I watched for the tells. The gaze dropping left or right. The pulse jumping in his throat. The subtle tension in his jaw that signaled deception. Everyone had tells. Everyone.

I saw nothing.

He just looked at me, exposing himself—open, steady, raw—and it felt honest. It felt like truth.

“Do you believe me?” he asked after a long quiet moment had passed between us.

I thought about all the evidence I’d gathered two years ago. The handwriting analysis, the testimony, the paper trail that seemed so damning. I thought about how easy it would be for a group of corrupt cops to frame an innocent colleague—especially one who wasn’t part of their inner circle.

I thought about the man standing in front of me who was now protecting me without hesitation when he had no reason to.

Who’d answered my questions even though every one of them must have felt like reopening a wound.

A man who’d looked at me tonight with raw honesty instead of resentment when he swore he was innocent.

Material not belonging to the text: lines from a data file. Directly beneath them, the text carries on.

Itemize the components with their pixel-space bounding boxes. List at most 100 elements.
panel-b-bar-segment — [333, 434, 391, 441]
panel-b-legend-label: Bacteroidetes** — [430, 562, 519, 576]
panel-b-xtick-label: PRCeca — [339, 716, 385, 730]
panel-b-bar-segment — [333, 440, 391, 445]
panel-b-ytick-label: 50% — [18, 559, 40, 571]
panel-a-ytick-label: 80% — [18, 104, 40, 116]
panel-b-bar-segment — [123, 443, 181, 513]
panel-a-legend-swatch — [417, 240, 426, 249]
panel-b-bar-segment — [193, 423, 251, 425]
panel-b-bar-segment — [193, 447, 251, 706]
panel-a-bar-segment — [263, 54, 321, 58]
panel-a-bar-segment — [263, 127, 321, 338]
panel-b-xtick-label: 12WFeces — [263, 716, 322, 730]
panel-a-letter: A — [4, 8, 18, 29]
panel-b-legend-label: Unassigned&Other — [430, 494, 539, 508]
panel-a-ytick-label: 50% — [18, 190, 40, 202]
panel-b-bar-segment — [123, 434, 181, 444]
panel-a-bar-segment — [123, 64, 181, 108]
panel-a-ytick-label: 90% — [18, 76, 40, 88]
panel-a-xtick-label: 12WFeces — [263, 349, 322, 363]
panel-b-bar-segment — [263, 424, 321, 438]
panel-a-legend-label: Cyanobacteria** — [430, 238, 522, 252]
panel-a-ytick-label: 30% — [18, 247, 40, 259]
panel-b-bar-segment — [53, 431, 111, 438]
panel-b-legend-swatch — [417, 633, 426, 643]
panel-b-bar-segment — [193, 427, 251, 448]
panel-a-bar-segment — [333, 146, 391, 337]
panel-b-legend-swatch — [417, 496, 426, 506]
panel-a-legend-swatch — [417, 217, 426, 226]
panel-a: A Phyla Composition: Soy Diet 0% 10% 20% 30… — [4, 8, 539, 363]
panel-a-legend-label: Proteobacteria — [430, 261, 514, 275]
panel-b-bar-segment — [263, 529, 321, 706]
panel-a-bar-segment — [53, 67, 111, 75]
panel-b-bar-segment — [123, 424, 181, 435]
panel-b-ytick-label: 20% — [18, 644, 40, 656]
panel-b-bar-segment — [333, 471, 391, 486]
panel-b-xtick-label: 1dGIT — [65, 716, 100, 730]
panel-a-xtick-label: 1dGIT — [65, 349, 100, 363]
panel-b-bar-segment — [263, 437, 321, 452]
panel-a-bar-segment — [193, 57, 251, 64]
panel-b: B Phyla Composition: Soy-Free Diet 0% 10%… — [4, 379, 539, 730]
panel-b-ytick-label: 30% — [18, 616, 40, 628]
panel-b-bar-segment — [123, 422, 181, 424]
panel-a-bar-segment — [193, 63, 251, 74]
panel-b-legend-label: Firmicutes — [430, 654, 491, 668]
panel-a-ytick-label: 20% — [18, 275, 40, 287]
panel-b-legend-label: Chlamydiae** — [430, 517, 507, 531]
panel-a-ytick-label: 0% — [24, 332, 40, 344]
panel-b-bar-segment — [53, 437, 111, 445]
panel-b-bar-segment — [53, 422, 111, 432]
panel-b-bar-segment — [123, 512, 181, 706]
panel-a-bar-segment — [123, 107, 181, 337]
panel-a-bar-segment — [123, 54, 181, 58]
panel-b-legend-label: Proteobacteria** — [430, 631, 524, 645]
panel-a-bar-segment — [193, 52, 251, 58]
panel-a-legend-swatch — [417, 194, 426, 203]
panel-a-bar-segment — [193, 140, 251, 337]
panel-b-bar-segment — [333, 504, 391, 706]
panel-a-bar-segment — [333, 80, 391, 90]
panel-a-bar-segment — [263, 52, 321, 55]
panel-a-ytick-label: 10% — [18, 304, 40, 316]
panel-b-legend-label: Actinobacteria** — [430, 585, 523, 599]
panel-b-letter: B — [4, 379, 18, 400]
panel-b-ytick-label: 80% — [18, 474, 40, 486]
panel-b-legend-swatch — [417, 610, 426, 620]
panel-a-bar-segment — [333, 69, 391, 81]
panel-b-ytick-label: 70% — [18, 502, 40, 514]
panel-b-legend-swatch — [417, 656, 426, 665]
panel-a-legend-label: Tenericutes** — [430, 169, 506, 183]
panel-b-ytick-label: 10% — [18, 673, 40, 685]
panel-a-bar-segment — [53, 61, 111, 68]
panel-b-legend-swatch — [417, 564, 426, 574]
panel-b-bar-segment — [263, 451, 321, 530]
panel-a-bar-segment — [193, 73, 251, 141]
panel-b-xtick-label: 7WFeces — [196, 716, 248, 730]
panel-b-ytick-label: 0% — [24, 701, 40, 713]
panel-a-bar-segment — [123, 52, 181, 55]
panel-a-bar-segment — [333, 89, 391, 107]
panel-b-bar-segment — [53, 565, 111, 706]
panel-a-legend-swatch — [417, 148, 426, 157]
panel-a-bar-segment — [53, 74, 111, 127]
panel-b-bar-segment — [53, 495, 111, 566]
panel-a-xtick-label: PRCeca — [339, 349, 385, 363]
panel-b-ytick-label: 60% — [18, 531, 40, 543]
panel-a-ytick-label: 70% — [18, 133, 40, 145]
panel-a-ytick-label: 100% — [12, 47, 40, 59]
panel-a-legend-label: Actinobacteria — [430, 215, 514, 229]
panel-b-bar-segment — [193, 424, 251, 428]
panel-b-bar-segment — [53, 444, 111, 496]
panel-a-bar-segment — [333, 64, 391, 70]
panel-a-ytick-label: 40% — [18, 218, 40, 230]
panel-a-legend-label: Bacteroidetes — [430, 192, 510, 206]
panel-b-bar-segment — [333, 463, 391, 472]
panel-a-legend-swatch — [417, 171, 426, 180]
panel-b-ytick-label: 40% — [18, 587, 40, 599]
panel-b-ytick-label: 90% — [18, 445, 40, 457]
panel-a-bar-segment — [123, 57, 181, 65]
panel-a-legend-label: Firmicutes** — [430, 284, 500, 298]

I exhaled a deep breath. “I do,” I said.

The words hung in the air between us—fragile and weighted and filled with…hope.

I could still be wrong. I might be letting my softening feelings for him cloud my judgment, exactly what I’d been afraid of all along.

But for the first time since I’d seen Kane’s name in those files, something shifted in my chest, some piece clicking into place that had been misaligned for two years that now felt undeniably like the truth.

I believed him.

Now I just had to figure out what that meant for whatever this tangled, complicated thing was growing between us, if anything at all.